Recortados por los anaranjadas rayos del sol poniente, la silueta de un jinete a caballo
surgió de repente sobre la polvorienta colina que se alzaba sobre el desértico paisaje. El
cansancio se apreciaba tanto en la cabeza gacha de la montura, como los hombros del que lo
montaba. Siguieron el camino a paso firme y lento, un camino que apenas era un indicio de
sendero en el yermo. El insoportable calor del día aún estaba presente en el aire en el que
bruscas corrientes levantaban extrañas formas de la tierra reseca que pisaba el caballo. No
llegarían antes de la noche al amurallado y silencioso pueblo de piedra que divisaban a lo
lejos.

La sombra que vino con la marcha del sol no trajo frescor alguno, pues el calor empezó a
emanar del suelo. Este bochorno se había almacenado durante el día en la tierra, más cocida
que calentada por los implacables rayos del astro que ahora se había marchado. El jinete
intentó buscar algo más de comodidad, y echó para atrás su sombrero de ala ancha, que
llevaba hasta entonces calado hasta la cejas, así como retiraba también el pañuelo que le
tapaba la boca y nariz. Sus pelos estaban apelmazados por un sudor ya seco, y las partes
de su rostro que llevaba expuestas al aire hasta ese momento, mejillas, contorno de los ojos y
orejas, presentaban un color marrón oscuro, sugiriendo alguna extraña pintura de guerra.
Bebió de un casi vacío odre que cogió de las alforjas a sus izquierda, aunque sólo pareció
mojar sus labios de lo breve que fue ese. Mojó su mano enguantada y la ofreció al caballo
para que la lamiera, cosa que agradeció el exhausto animal.

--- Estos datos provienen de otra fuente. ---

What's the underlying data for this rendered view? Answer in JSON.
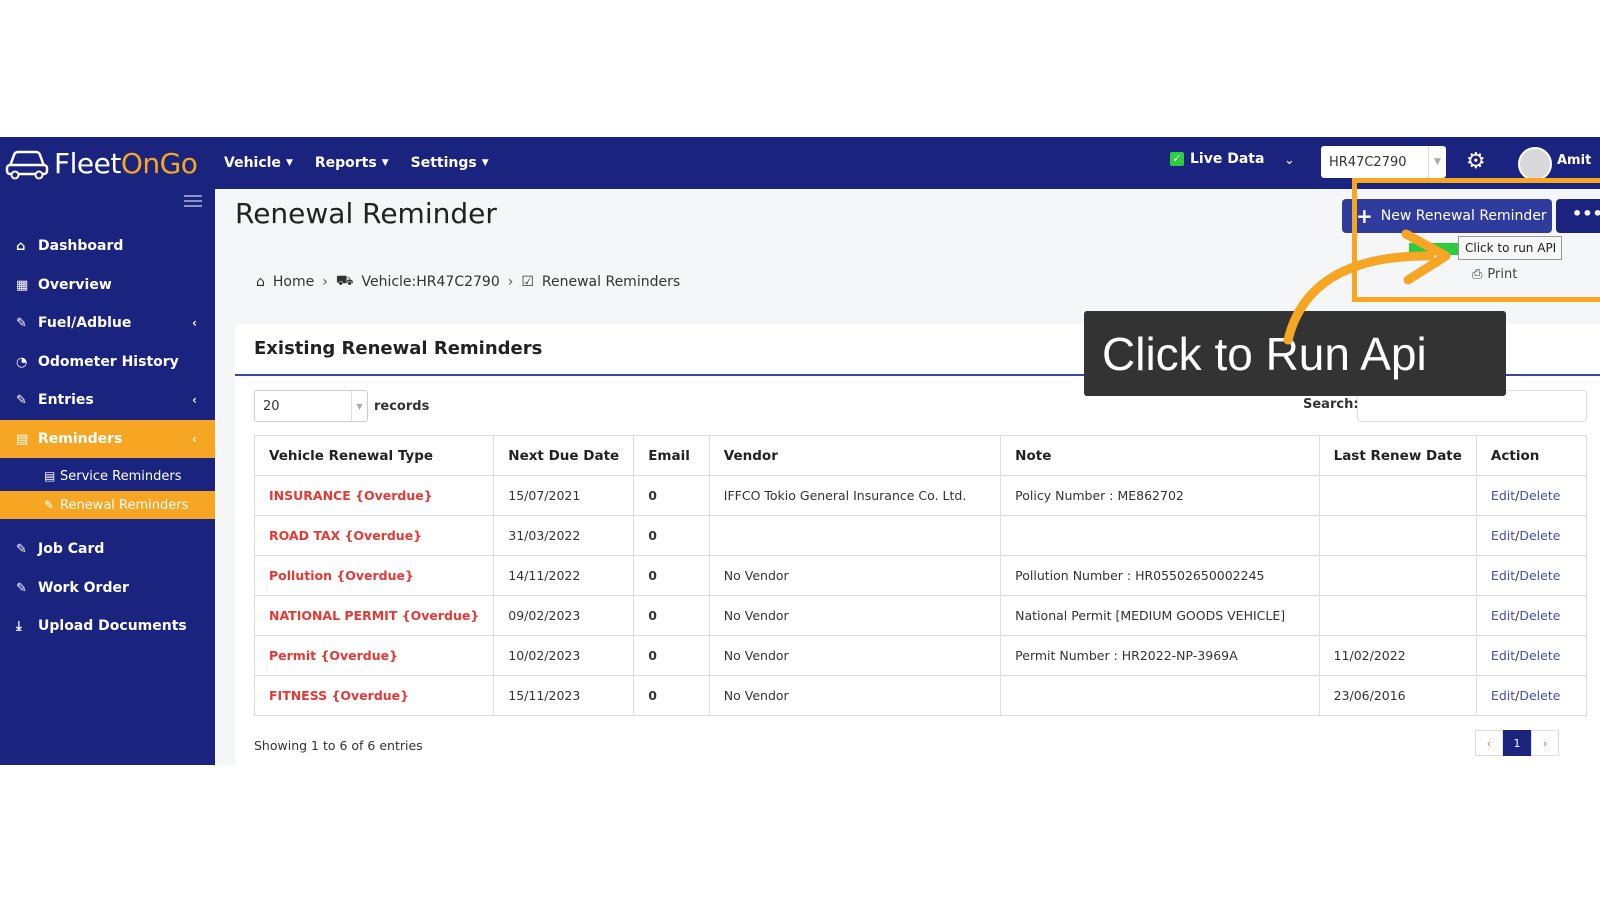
{
  "app": {
    "logo_word": "Fleet",
    "logo_accent": "OnGo"
  },
  "topnav": {
    "vehicle": "Vehicle",
    "reports": "Reports",
    "settings": "Settings"
  },
  "topbar": {
    "live_data": "Live Data",
    "vehicle_select": "HR47C2790",
    "user": "Amit"
  },
  "sidebar": {
    "items": [
      {
        "label": "Dashboard",
        "icon": "home-icon"
      },
      {
        "label": "Overview",
        "icon": "grid-icon"
      },
      {
        "label": "Fuel/Adblue",
        "icon": "edit-icon"
      },
      {
        "label": "Odometer History",
        "icon": "gauge-icon"
      },
      {
        "label": "Entries",
        "icon": "edit-icon"
      },
      {
        "label": "Reminders",
        "icon": "calendar-icon"
      },
      {
        "label": "Service Reminders",
        "icon": "calendar-icon"
      },
      {
        "label": "Renewal Reminders",
        "icon": "edit-icon"
      },
      {
        "label": "Job Card",
        "icon": "edit-icon"
      },
      {
        "label": "Work Order",
        "icon": "edit-icon"
      },
      {
        "label": "Upload Documents",
        "icon": "download-icon"
      }
    ]
  },
  "page": {
    "title": "Renewal Reminder",
    "new_button": "New Renewal Reminder",
    "more_button": "•••",
    "tooltip": "Click to run API",
    "print": "Print"
  },
  "breadcrumb": {
    "home": "Home",
    "vehicle": "Vehicle:HR47C2790",
    "current": "Renewal Reminders"
  },
  "card": {
    "title": "Existing Renewal Reminders",
    "records_value": "20",
    "records_label": "records",
    "search_label": "Search:",
    "showing": "Showing 1 to 6 of 6 entries",
    "page_current": "1"
  },
  "table": {
    "headers": [
      "Vehicle Renewal Type",
      "Next Due Date",
      "Email",
      "Vendor",
      "Note",
      "Last Renew Date",
      "Action"
    ],
    "rows": [
      [
        "INSURANCE {Overdue}",
        "15/07/2021",
        "0",
        "IFFCO Tokio General Insurance Co. Ltd.",
        "Policy Number : ME862702",
        "",
        "Edit",
        "Delete"
      ],
      [
        "ROAD TAX {Overdue}",
        "31/03/2022",
        "0",
        "",
        "",
        "",
        "Edit",
        "Delete"
      ],
      [
        "Pollution {Overdue}",
        "14/11/2022",
        "0",
        "No Vendor",
        "Pollution Number : HR05502650002245",
        "",
        "Edit",
        "Delete"
      ],
      [
        "NATIONAL PERMIT {Overdue}",
        "09/02/2023",
        "0",
        "No Vendor",
        "National Permit [MEDIUM GOODS VEHICLE]",
        "",
        "Edit",
        "Delete"
      ],
      [
        "Permit {Overdue}",
        "10/02/2023",
        "0",
        "No Vendor",
        "Permit Number : HR2022-NP-3969A",
        "11/02/2022",
        "Edit",
        "Delete"
      ],
      [
        "FITNESS {Overdue}",
        "15/11/2023",
        "0",
        "No Vendor",
        "",
        "23/06/2016",
        "Edit",
        "Delete"
      ]
    ]
  },
  "overlay": {
    "callout": "Click to Run Api"
  },
  "colors": {
    "navy": "#1a237e",
    "accent": "#f6a623",
    "overdue": "#e53935",
    "link": "#3f51b5"
  }
}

Cuando la luna llena apareció, estaba a como un kilómetro de su objetivo. A la nueva luz,
las escasas sabandijas que rondaban el desierto nocturno pudieron por fin mirarlo bien. Su
porte ahora era regio, recto sobre su silla de montar. Su pelo corto, cortado a cepillo. Su
rostro de cuero avejentado transmitía paciencia y en cierta medida atisbo de una fuerte
voluntad. Sus ojos atentos no dejaban de mirar tanto al camino como hacia la población ante
él.

Al poco, y sin desmontar, se quitó primero el sombrero que sujetó con un cordel a su silla de
montar. Después, se quitó por la cabeza el sobremanto, una pieza cuadrada de tela con una
abertura para la cabeza, que le tapaba hasta las pantorrillas. Lo enrolló, ató con un par de
cordeles y guardó en las alforjas de su derecha con un equilibrio que denotaba la fuerza de la
costumbre. Se pudo apreciar que vestía unos pantalones sin bolsillos y una camisa sin botones
de una muy maltratada y basta tela gris con parches color marrón claro, aunque tal vez
ambas prendas fueran originariamente blancas y el polvo incrustado de los caminos su tinte.
Más escarpes que calzado, unas botas de cuero sin cordones de aspecto flexible le cubría las
piernas hasta las rodillas. En sus manos los guantes parecían más bien guanteletes de cuero.
Bajo el pañuelo de su cuello, se adivinaba una gorguera, también de cuero. Pero lo que más
llamaba la atención de su atuento no era eso.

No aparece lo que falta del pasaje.